I think the way the company makes money is a combination of all the things already stated:
They DEFINITELY make money on the float of your money which they hold on to for upwards of three months. Even if they are just sticking all your money in a guaranteed certificate of deposit, they can still make 5-7% right there.
They DO mark up their prices, in some cases upwards of 100%. I looked at a book/ CD set of great sports calls called “And the Crowd Goes Wild”. Every mall store I went to is selling it for $39.99-$49.99 at the most. Cyberrebate has it for $99.
There is a good chance many of the rebates WON’T get sent in. The reason? Because you have to send in the UPC symbol from the item. That means usually mangling the box to get it off, making it unreturnable to a store, and of course, their company if it turns out to be crap.
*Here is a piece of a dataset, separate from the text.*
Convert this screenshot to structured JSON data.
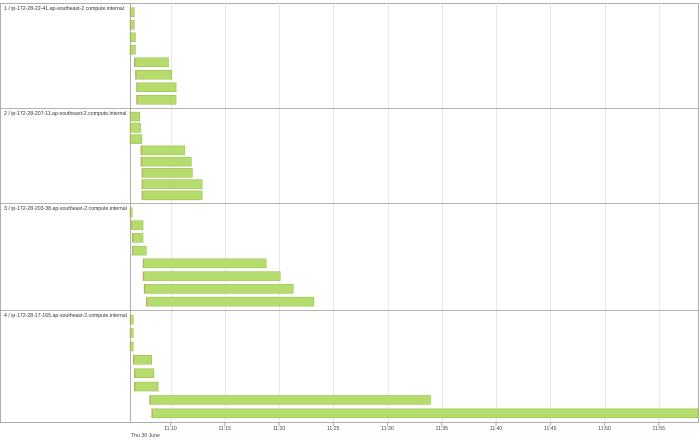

And some of the stuff is crap. Ask me about the great power converter set we purchased. We went on vacation in the Caribbean a few months back, and yours truly tried to plug in an electric razor using the appropriate power converter. I managed to both electrocute myself and trip all the breakers on our bungalow instead. What fun THAT was. But of course, you can’t return it because you already sent in the rebate form (since you knew it was going to take 3 damn months to get the money back) and it’s not in it’s ‘original packaging’ since the UPC is missing.
Of course, to be fair, the ‘remove the UPC’ idea is pretty smart. Otherwise, people like me would buy the stupid book CD/ set for $99, send in the rebate, return it to a mall store, and ultimately pocket $50 in cash on the deal when my 100% rebate came back. The missing UPC prevents you from taking it back to the store.
Not that I would encourage people to do this if it’s not really a gift, but can’t you request some sort of gift letter or something so you don’t have to remove the UPC if you’re giving it as a present?
Handy, I’m not sure what you mean about local stores – I thought all the rebate forms go back to CyberRebates?
Also, just as an additional link (since we had an epinion from somebody who was dissatisfied), here is one from somebody who is definitely happy with the service:
I would be interested to know what their capital is and whether they have some external guarantee or insurance of product delivery. Aside from the cash-flow advantages of having your money for a time, this (from samclem’s first link)
makes me wonder whether they have to keep growing rapidly to cover outflows. If that were the case, the business model would be following a well-known shape.